Durant ces dernières vingt-quatre heures, elle avait accumulé et enfoui trop d'émotions néfaste au fond d'elle-même. La crainte que lui inspirait son père avec laquelle elle vivait depuis des années, l'appréhension du passage à l'âge adulte qui l'avait tiraillée toute la journée, l'horrible déception amoureuse qu'elle avait subite lorsque Théo l'avait repoussée. La peur qu'elle avait ressentie lorsqu'elle avait compris que son précepteur était en danger, la douleur profonde qui l'avait assaillie lorsqu'elle avait littéralement assisté à ses derniers instants. Le choc face aux révélations de son ami. Et maintenant l'horreur, le dégoût que lui inspirait cet endroit. Ces femmes, belles et serviables, dont la dignité avait été bafouée, dont l'esprit avait été brisé, étaient revenues à l'état sauvage. C'en fut trop pour elle.
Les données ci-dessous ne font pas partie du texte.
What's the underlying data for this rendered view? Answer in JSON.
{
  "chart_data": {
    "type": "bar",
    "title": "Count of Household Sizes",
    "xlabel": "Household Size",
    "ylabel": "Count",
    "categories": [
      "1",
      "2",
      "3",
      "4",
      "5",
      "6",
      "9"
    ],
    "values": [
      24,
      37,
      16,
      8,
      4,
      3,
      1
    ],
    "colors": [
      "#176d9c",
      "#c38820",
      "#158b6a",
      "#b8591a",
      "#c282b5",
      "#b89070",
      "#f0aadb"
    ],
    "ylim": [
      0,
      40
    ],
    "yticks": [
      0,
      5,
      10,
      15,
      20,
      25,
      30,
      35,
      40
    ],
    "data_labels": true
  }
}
Elle s'effondra en hurlant. Soudainement prise de nausée, elle vomit tout ce que son corps pouvait contenir. Elle s'écroula dans son dégueulis, dans lequel un flot incessant de larmes de rage et d'impuissance vint se mêler. Ses cris finirent par attirer l'attention des anciennes servantes, qui la regardèrent de façon tout aussi impassible. Sa respiration s'accéléra de façon incontrôlable, et son corps fut secoué de spasmes. Elle n'arrivait plus à réfléchir, et sentit que, petit à petit, elle sombrait dans la folie. Elle avait atteint la limite de ce que son esprit pouvait supporter. Elle se roula alors en boule, et perdit connaissance.